Note 8: (retour) Le frère de C.S. Matthews, l'ami qu'il venait de perdre.(Note de Moore.)
9 décembre.
«Le matin, je suis toujours mal disposé, et aujourd'hui le tems est aussi sombre que moi-même. La pluie et le brouillard sont pires qu'un sirocco, surtout dans un pays où l'on ne mange que du bœuf et ne boit que de la bière. Mon libraire, Cawthorne, sort d'ici; il m'a dit, avec une figure bien grave, qu'il est en traité pour un roman de Mme d'Arblay's, dont on demande mille guinées. Il veut que je lise le manuscrit, s'il termine; je le ferai avec plaisir, mais je me garderai bien de donner mon opinion à la légère sur cette dame, car je sais que le docteur Johnson a revu sa Cécilia. Si le libraire me donne ce roman, je le mettrai dans les mains de Rogers et de Moore, qui sont certainement des gens de goût. J'ai rempli la feuille; pardon, je ne le ferai plus. Peut-être vous écrirai-je encore; mais, que je le fasse ou non, croyez, mon cher William, que je suis pour toujours votre, etc.»
LETTRE LXXIX
À M. HODGSONLondres, 8 décembre 1811.
«Je vous ai envoyé, l'autre jour, un conte lamentable, les Trois Moines; maintenant voici quelque chose d'un style tout différent. Je l'ai écrit hier ou avant-hier, en entendant une vieille chanson:
Laissons-là ces accens lugubres, etc., etc.»J'ai dans les mains un livre de sir William Drummond (imprimé, mais non publié), intitulé l'Œdipe Juif, dans lequel il essaie de prouver que la plus grande partie de l'Ancien-Testament est une allégorie, particulièrement la Genèse et Josué. Il se déclare théiste dans sa préface, et traite fort cavalièrement l'interprétation littérale. Je voudrais que vous pussiez le lire. M. W. me l'a prêté, et j'avoue qu'il vaut pour moi vingt traités comme celui de Watsons.

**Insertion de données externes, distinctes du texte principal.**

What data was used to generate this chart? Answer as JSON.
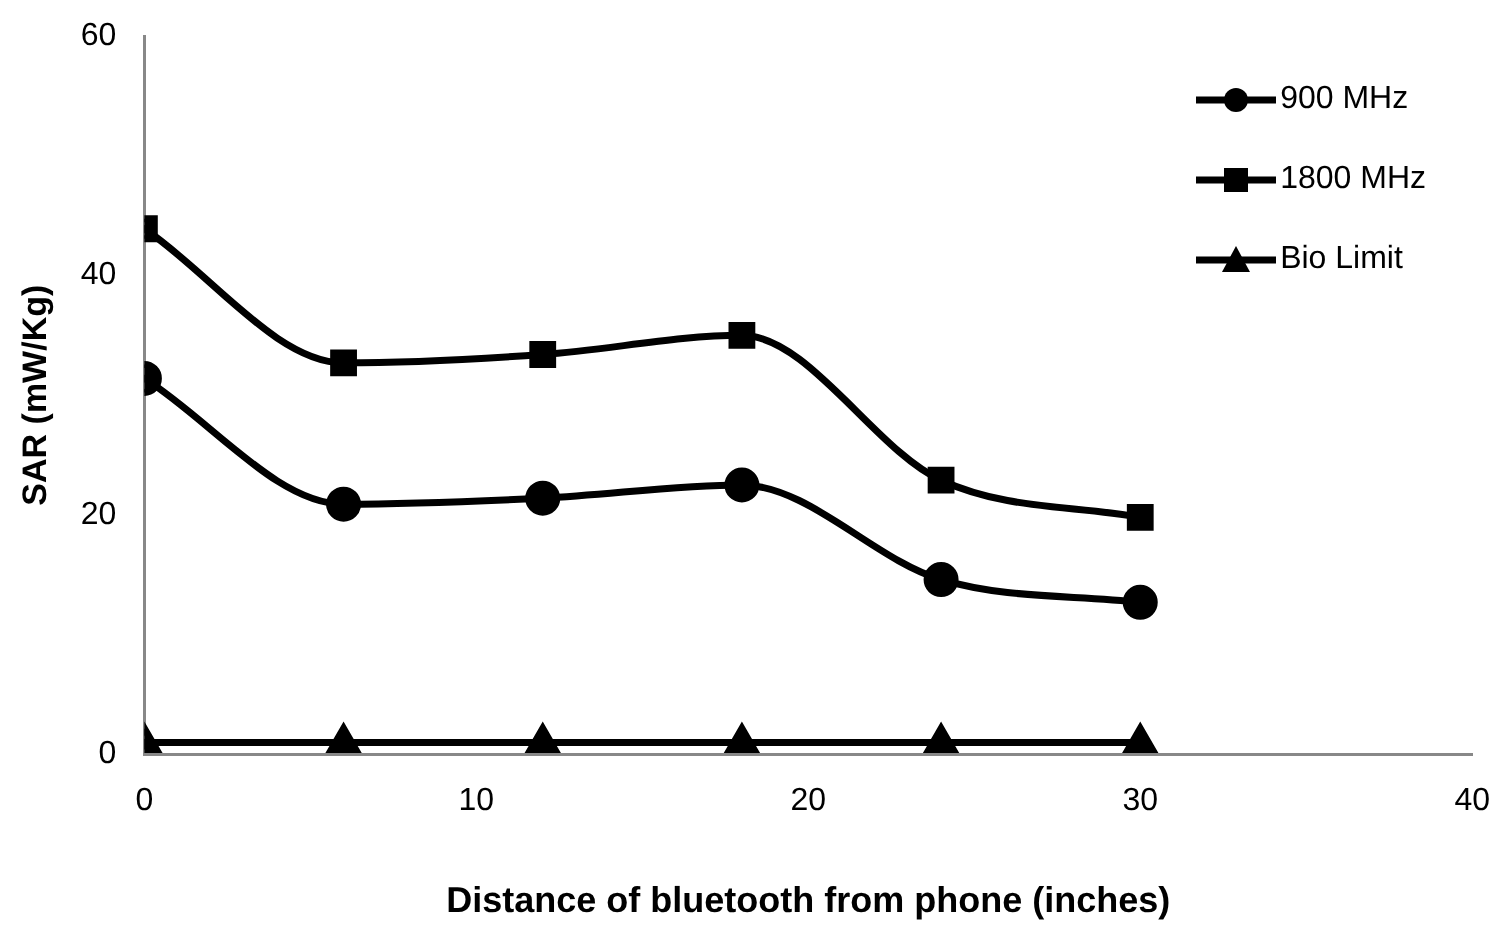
{
  "chart_data": {
    "type": "line",
    "xlabel": "Distance of bluetooth from phone (inches)",
    "ylabel": "SAR (mW/Kg)",
    "xlim": [
      0,
      40
    ],
    "xticks": [
      0,
      10,
      20,
      30,
      40
    ],
    "ylim": [
      0,
      60
    ],
    "yticks": [
      0,
      20,
      40,
      60
    ],
    "grid": false,
    "legend": "top right",
    "line_style": "solid",
    "series": [
      {
        "name": "900 MHz",
        "color": "#000000",
        "marker": "circle",
        "x": [
          0,
          6,
          12,
          18,
          24,
          30
        ],
        "values": [
          31.4,
          20.9,
          21.4,
          22.5,
          14.6,
          12.7
        ]
      },
      {
        "name": "1800 MHz",
        "color": "#000000",
        "marker": "square",
        "x": [
          0,
          6,
          12,
          18,
          24,
          30
        ],
        "values": [
          43.9,
          32.7,
          33.4,
          35,
          22.9,
          19.8
        ]
      },
      {
        "name": "Bio Limit",
        "color": "#000000",
        "marker": "triangle",
        "x": [
          0,
          6,
          12,
          18,
          24,
          30
        ],
        "values": [
          1,
          1,
          1,
          1,
          1,
          1
        ]
      }
    ]
  }
}
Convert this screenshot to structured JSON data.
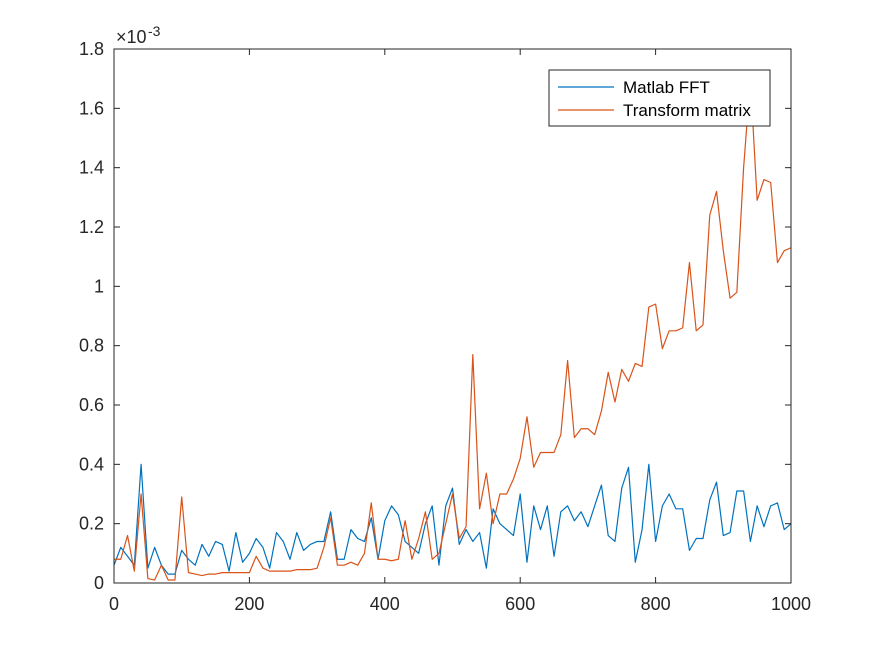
{
  "chart_data": {
    "type": "line",
    "title": "",
    "xlabel": "",
    "ylabel": "",
    "xlim": [
      0,
      1000
    ],
    "ylim": [
      0,
      1.8
    ],
    "y_multiplier_label": {
      "base": "×10",
      "exponent": "-3"
    },
    "xticks": [
      0,
      200,
      400,
      600,
      800,
      1000
    ],
    "xtick_labels": [
      "0",
      "200",
      "400",
      "600",
      "800",
      "1000"
    ],
    "yticks": [
      0,
      0.2,
      0.4,
      0.6,
      0.8,
      1,
      1.2,
      1.4,
      1.6,
      1.8
    ],
    "ytick_labels": [
      "0",
      "0.2",
      "0.4",
      "0.6",
      "0.8",
      "1",
      "1.2",
      "1.4",
      "1.6",
      "1.8"
    ],
    "grid": false,
    "legend_position": "top-right",
    "series": [
      {
        "name": "Matlab FFT",
        "color": "#0072BD",
        "x": [
          0,
          10,
          20,
          30,
          40,
          50,
          60,
          70,
          80,
          90,
          100,
          110,
          120,
          130,
          140,
          150,
          160,
          170,
          180,
          190,
          200,
          210,
          220,
          230,
          240,
          250,
          260,
          270,
          280,
          290,
          300,
          310,
          320,
          330,
          340,
          350,
          360,
          370,
          380,
          390,
          400,
          410,
          420,
          430,
          440,
          450,
          460,
          470,
          480,
          490,
          500,
          510,
          520,
          530,
          540,
          550,
          560,
          570,
          580,
          590,
          600,
          610,
          620,
          630,
          640,
          650,
          660,
          670,
          680,
          690,
          700,
          710,
          720,
          730,
          740,
          750,
          760,
          770,
          780,
          790,
          800,
          810,
          820,
          830,
          840,
          850,
          860,
          870,
          880,
          890,
          900,
          910,
          920,
          930,
          940,
          950,
          960,
          970,
          980,
          990,
          1000
        ],
        "values": [
          0.06,
          0.12,
          0.09,
          0.06,
          0.4,
          0.05,
          0.12,
          0.06,
          0.03,
          0.03,
          0.11,
          0.08,
          0.06,
          0.13,
          0.09,
          0.14,
          0.13,
          0.04,
          0.17,
          0.07,
          0.1,
          0.15,
          0.12,
          0.05,
          0.17,
          0.14,
          0.08,
          0.17,
          0.11,
          0.13,
          0.14,
          0.14,
          0.24,
          0.08,
          0.08,
          0.18,
          0.15,
          0.14,
          0.22,
          0.08,
          0.21,
          0.26,
          0.23,
          0.14,
          0.12,
          0.1,
          0.2,
          0.26,
          0.06,
          0.26,
          0.32,
          0.13,
          0.18,
          0.14,
          0.17,
          0.05,
          0.25,
          0.2,
          0.18,
          0.16,
          0.3,
          0.07,
          0.26,
          0.18,
          0.26,
          0.09,
          0.24,
          0.26,
          0.21,
          0.24,
          0.19,
          0.26,
          0.33,
          0.16,
          0.14,
          0.32,
          0.39,
          0.07,
          0.18,
          0.4,
          0.14,
          0.26,
          0.3,
          0.25,
          0.25,
          0.11,
          0.15,
          0.15,
          0.28,
          0.34,
          0.16,
          0.17,
          0.31,
          0.31,
          0.14,
          0.26,
          0.19,
          0.26,
          0.27,
          0.18,
          0.2
        ]
      },
      {
        "name": "Transform matrix",
        "color": "#D95319",
        "x": [
          0,
          10,
          20,
          30,
          40,
          50,
          60,
          70,
          80,
          90,
          100,
          110,
          120,
          130,
          140,
          150,
          160,
          170,
          180,
          190,
          200,
          210,
          220,
          230,
          240,
          250,
          260,
          270,
          280,
          290,
          300,
          310,
          320,
          330,
          340,
          350,
          360,
          370,
          380,
          390,
          400,
          410,
          420,
          430,
          440,
          450,
          460,
          470,
          480,
          490,
          500,
          510,
          520,
          530,
          540,
          550,
          560,
          570,
          580,
          590,
          600,
          610,
          620,
          630,
          640,
          650,
          660,
          670,
          680,
          690,
          700,
          710,
          720,
          730,
          740,
          750,
          760,
          770,
          780,
          790,
          800,
          810,
          820,
          830,
          840,
          850,
          860,
          870,
          880,
          890,
          900,
          910,
          920,
          930,
          940,
          950,
          960,
          970,
          980,
          990,
          1000
        ],
        "values": [
          0.08,
          0.08,
          0.16,
          0.04,
          0.3,
          0.015,
          0.01,
          0.06,
          0.01,
          0.01,
          0.29,
          0.035,
          0.03,
          0.025,
          0.03,
          0.03,
          0.035,
          0.035,
          0.035,
          0.035,
          0.035,
          0.09,
          0.05,
          0.04,
          0.04,
          0.04,
          0.04,
          0.045,
          0.045,
          0.045,
          0.05,
          0.12,
          0.22,
          0.06,
          0.06,
          0.07,
          0.06,
          0.1,
          0.27,
          0.08,
          0.08,
          0.075,
          0.08,
          0.21,
          0.08,
          0.15,
          0.24,
          0.08,
          0.1,
          0.2,
          0.3,
          0.15,
          0.19,
          0.77,
          0.25,
          0.37,
          0.2,
          0.3,
          0.3,
          0.35,
          0.42,
          0.56,
          0.39,
          0.44,
          0.44,
          0.44,
          0.5,
          0.75,
          0.49,
          0.52,
          0.52,
          0.5,
          0.58,
          0.71,
          0.61,
          0.72,
          0.68,
          0.74,
          0.73,
          0.93,
          0.94,
          0.79,
          0.85,
          0.85,
          0.86,
          1.08,
          0.85,
          0.87,
          1.24,
          1.32,
          1.12,
          0.96,
          0.98,
          1.4,
          1.7,
          1.29,
          1.36,
          1.35,
          1.08,
          1.12,
          1.13
        ]
      }
    ]
  }
}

»Il faut que vous et Harness vous fixiez une époque pour votre visite à Newsteadt: pour moi, je suis toujours à votre disposition, à moins qu'il ne survienne quelque chose dans l'intérim…
»Blaud dîne chez moi mardi pour s'y trouver avec Moore. Coleridge a attaqué les Plaisirs de l'Espérance et tous les autres plaisirs. M. Rogers était présent et a eu celui de voir l'orateur jeter aussi indirectement quelques pierres dans son jardin. Nous nous faisons une partie d'aller entendre ensemble le nouvel art poétique de ce schismatique réformé; si j'étais l'un des grands astres de notre Parnasse, ou que j'eusse assez d'importance pour que le professeur s'occupât de moi, je ne l'écouterais certainement pas sans lui répondre. Car vous savez que, si un homme se laisse battre une fois impunément, c'est à recommencer tous les jours. Campbell se désespère, je n'ai jamais vu un homme si sensible; quel heureux naturel! j'en suis fâché, qu'a-t-il à craindre de la critique? Je ne sais si Blaud a vu Miller, qui devait le venir trouver hier.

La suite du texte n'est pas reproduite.